By Blake Garrison
On July 2, tenants of Allegheny Housing Rehabilitation Corporation (AHRCO) and activists with the United Neighborhood Defense Movement (UNDM) rallied outside the corporation’s office to demand an end to slum conditions, rent collection, and eviction, as well as the firing of AHRCO slumlord Laquaya Maxwell and to publicize the case of Dominique, a wheelchair-bound AHRCO tenant with no ramp to her apartment.
Dominique could not attend because her son was sick with lead poisoning from their apartment’s pipes. She told Tribune of the People that her upstairs unit was supposed to be temporary until AHRCO found her ground-floor accommodations. It has now been three years, and AHRCO will not provide a ramp or allow UNDM activists to build one, saying “the state won’t let us” and “you can’t change the rules.”
Dominique also fears for the health of her children because the apartment is infested with mice and mold. “They don’t fix nothing,” she said, “they claim that they don’t have the funds to do it. But they make sure to collect rent money every month.”
A supporter named Carmen addressed this injustice and the role of City Council, whose complicity allows AHRCO to abuse their tenants: “She should have ADA accommodations, but they won’t do it, they won’t give it to her. And this is a damn shame!”
Carmen also criticized Councilman Ricky Burgess, who she called “one of the biggest supporters of gentrification”:
“All he’s worried about is money in his pocket,” she said. “He’s worried about how much money he can get off of poor communities.”

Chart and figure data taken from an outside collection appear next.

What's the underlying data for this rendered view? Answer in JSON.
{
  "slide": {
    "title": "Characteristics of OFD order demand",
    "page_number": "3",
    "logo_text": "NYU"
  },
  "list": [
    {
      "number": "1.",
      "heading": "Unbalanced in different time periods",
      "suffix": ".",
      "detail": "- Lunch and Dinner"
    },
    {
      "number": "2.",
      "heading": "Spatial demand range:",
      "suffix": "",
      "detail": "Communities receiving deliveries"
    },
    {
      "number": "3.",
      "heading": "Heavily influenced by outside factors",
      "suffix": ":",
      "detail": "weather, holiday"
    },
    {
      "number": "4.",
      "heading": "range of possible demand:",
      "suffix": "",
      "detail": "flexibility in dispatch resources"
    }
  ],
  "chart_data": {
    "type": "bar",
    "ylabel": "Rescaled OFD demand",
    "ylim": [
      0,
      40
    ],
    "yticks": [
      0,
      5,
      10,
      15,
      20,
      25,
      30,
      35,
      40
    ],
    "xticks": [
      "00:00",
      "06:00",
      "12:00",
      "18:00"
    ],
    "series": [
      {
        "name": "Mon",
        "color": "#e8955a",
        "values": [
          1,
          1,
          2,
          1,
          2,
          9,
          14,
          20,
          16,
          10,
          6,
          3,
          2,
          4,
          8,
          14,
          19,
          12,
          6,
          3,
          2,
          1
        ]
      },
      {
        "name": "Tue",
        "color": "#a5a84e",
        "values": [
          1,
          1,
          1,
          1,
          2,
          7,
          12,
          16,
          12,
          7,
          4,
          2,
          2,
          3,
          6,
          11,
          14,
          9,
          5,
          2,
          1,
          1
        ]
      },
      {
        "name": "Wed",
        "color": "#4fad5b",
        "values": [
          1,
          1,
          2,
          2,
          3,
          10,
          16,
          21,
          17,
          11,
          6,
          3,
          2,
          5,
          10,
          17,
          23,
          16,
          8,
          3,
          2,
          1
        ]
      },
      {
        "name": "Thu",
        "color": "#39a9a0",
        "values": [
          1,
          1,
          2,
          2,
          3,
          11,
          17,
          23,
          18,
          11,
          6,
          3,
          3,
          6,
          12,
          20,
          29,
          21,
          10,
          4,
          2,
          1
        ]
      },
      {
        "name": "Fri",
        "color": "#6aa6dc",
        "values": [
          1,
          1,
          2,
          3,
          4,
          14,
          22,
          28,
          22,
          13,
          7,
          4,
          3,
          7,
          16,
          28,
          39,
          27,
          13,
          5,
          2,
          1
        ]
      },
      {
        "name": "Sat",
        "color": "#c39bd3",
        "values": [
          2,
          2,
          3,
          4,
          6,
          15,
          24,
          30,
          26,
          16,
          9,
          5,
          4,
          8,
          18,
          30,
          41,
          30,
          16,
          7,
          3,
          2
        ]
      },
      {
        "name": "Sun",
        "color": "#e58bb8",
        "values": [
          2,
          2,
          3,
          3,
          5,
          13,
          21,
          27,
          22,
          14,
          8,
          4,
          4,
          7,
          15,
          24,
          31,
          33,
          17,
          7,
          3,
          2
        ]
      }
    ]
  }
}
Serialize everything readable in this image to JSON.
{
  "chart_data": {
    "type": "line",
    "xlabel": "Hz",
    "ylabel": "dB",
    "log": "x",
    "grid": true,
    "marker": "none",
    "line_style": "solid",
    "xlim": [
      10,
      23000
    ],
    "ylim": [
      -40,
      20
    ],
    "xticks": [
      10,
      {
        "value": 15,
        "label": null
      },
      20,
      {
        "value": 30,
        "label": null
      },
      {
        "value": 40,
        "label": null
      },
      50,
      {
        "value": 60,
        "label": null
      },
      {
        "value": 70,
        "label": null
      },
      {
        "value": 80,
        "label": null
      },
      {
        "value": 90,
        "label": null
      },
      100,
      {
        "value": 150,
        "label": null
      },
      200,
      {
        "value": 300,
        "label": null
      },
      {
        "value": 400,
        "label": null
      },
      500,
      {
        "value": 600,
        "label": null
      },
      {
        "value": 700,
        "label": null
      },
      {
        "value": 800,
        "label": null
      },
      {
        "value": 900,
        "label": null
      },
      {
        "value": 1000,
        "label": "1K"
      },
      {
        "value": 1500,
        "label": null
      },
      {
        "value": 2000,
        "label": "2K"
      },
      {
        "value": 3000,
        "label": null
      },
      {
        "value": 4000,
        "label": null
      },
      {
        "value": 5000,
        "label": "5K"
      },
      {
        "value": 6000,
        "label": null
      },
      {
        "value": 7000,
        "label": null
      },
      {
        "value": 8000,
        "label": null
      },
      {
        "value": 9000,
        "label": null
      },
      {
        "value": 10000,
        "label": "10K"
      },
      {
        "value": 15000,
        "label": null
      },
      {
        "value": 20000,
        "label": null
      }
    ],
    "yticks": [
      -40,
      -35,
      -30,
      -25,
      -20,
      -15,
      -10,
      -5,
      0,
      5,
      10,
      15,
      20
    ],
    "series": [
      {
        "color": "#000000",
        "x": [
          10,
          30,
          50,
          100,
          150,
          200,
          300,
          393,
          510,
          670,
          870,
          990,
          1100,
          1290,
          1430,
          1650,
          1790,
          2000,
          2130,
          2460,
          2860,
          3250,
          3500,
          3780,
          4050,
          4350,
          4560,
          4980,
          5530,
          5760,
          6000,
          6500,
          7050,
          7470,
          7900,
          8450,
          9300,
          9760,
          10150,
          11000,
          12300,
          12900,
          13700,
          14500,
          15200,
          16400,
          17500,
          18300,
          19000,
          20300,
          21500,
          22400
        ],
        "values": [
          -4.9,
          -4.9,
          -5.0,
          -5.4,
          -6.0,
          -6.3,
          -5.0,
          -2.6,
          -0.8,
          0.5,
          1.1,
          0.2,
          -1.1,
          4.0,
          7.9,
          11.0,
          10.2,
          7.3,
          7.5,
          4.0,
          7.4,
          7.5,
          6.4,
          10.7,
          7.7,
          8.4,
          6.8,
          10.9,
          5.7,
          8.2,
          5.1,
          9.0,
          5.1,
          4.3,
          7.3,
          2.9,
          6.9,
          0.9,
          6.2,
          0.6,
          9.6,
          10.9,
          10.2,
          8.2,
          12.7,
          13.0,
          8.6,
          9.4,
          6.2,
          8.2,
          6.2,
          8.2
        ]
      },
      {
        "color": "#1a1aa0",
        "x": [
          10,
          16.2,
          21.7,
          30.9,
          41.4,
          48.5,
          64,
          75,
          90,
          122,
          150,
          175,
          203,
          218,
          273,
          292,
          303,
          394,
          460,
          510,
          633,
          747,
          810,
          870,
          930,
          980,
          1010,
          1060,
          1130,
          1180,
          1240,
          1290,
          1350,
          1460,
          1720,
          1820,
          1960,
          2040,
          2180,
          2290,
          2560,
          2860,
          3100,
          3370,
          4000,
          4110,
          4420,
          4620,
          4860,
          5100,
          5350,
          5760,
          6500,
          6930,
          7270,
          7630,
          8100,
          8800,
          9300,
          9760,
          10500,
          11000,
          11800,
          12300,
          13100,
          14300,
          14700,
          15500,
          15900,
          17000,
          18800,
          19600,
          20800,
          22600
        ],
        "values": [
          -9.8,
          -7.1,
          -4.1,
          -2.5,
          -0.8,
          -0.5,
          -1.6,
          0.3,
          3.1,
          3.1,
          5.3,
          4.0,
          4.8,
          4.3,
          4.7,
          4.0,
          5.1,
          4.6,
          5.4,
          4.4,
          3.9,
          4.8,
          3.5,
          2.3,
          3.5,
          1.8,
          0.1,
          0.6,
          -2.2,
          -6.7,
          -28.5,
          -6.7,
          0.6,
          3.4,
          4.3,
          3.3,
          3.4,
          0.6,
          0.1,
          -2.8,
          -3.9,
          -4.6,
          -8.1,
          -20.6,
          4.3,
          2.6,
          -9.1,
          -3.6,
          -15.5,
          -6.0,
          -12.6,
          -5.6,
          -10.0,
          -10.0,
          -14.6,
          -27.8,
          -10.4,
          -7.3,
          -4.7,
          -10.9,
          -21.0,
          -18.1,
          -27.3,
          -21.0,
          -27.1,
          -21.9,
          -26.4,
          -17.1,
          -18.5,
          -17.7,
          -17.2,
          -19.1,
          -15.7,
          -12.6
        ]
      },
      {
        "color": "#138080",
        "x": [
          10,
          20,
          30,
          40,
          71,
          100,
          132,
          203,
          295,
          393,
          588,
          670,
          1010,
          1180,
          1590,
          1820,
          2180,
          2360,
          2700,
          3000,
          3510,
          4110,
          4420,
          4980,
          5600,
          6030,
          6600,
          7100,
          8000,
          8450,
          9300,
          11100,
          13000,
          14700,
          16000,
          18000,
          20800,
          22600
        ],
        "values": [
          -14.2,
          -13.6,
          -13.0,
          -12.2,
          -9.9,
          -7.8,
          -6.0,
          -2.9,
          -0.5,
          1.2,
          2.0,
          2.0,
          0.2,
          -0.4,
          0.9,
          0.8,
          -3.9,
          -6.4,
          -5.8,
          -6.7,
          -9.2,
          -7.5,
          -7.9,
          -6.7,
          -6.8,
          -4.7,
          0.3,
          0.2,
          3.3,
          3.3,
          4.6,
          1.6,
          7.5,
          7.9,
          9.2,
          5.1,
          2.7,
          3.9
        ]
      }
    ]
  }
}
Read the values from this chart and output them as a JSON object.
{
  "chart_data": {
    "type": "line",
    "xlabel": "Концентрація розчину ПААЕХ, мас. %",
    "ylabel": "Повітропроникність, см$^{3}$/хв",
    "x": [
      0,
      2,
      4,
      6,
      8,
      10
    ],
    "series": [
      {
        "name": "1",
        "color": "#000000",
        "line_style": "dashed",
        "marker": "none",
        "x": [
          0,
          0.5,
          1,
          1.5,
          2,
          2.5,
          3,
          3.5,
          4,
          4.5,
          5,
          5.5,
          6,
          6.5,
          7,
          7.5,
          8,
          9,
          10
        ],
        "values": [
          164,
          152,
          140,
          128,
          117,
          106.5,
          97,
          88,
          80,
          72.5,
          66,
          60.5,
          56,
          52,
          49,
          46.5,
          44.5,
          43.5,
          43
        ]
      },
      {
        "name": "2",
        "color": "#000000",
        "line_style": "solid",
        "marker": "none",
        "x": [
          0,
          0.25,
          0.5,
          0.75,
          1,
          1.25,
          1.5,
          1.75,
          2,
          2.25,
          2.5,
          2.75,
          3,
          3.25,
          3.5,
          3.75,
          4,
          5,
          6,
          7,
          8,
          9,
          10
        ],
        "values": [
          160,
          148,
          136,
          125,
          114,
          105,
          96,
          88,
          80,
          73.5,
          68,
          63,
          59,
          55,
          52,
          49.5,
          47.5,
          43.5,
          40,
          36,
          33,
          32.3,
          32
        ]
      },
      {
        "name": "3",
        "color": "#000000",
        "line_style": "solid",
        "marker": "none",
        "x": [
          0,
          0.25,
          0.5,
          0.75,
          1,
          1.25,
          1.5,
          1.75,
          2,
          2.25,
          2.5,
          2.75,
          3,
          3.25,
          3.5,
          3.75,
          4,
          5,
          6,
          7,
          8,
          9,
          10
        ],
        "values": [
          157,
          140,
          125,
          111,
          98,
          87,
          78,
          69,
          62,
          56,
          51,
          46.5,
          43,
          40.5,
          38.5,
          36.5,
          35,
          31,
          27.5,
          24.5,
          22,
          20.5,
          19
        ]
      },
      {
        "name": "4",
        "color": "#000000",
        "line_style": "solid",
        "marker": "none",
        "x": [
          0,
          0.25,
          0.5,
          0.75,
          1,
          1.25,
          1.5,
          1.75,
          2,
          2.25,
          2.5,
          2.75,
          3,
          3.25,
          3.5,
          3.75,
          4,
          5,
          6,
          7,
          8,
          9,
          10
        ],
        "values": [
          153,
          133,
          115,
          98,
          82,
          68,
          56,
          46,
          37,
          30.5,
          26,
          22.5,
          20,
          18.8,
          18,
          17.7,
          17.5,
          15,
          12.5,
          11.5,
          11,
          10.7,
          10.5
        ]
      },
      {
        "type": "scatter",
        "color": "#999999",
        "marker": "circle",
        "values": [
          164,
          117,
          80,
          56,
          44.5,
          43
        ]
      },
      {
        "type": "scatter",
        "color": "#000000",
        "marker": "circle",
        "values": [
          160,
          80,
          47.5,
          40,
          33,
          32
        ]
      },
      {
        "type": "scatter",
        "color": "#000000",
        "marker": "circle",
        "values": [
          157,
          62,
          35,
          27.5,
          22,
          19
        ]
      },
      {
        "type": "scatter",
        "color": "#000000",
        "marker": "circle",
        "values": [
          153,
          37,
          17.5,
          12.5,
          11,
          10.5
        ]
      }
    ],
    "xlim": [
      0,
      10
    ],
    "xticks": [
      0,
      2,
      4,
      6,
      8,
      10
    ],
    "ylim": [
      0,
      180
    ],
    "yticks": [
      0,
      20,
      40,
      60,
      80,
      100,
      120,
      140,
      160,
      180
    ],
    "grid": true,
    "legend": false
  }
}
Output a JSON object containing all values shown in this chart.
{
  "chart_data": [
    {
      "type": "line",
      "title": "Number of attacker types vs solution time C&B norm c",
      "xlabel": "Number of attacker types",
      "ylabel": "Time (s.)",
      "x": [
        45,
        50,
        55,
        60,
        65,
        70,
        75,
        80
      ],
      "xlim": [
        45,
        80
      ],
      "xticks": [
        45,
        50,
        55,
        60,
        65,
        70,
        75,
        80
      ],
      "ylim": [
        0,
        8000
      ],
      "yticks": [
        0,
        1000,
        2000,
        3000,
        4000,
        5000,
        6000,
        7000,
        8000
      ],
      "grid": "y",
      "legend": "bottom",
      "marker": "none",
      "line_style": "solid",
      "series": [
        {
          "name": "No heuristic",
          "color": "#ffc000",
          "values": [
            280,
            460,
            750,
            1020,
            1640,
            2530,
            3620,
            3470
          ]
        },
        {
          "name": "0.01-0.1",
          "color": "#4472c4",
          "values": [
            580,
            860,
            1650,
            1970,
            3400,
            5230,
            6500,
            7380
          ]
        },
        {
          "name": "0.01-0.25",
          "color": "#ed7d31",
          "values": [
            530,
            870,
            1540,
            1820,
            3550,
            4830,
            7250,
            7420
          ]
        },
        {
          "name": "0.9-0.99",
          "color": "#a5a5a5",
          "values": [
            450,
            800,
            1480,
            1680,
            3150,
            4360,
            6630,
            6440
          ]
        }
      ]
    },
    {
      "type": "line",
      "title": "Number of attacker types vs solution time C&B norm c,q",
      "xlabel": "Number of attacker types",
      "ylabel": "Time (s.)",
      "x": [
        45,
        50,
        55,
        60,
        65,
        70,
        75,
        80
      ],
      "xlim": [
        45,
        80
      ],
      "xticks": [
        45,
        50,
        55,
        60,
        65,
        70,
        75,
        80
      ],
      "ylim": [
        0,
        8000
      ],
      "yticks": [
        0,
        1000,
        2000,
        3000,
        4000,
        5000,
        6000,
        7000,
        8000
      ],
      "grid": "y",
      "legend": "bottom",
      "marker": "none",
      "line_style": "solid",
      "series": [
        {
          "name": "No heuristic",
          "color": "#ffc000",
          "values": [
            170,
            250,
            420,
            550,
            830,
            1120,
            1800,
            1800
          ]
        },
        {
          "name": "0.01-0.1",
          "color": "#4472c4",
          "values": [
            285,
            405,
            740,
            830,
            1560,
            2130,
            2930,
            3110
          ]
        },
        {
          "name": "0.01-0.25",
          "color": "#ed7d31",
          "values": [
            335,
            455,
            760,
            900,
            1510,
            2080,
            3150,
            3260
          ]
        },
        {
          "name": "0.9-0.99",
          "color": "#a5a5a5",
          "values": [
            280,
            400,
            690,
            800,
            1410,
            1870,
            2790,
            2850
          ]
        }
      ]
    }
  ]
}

AHRCO has a history of slum conditions and disinvestment. One supporter referenced the displacement of almost 80 AHRCO tenants last year when a fire destroyed their building on DeRaud Street. Although AHRCO attempted to blame the fire on a child, tenants said the real cause was exposed electrical wiring which maintenance wouldn’t fix. “And this is what the class struggle is,” the supporter said, “the class struggle is, we are fighting for our lives… while a handful of people are making money off our backs.”
Appalling conditions in housing and the treatment of tenants by landlords will only worsen as the new depression continues, but UNDM is gaining momentum as a united force of tenants, activists, and workers choosing to fight back. As the AHRCO tenants’ accounts show, there is no help to be found in pleading with landlords or appealing to elected officials within the capitalist system.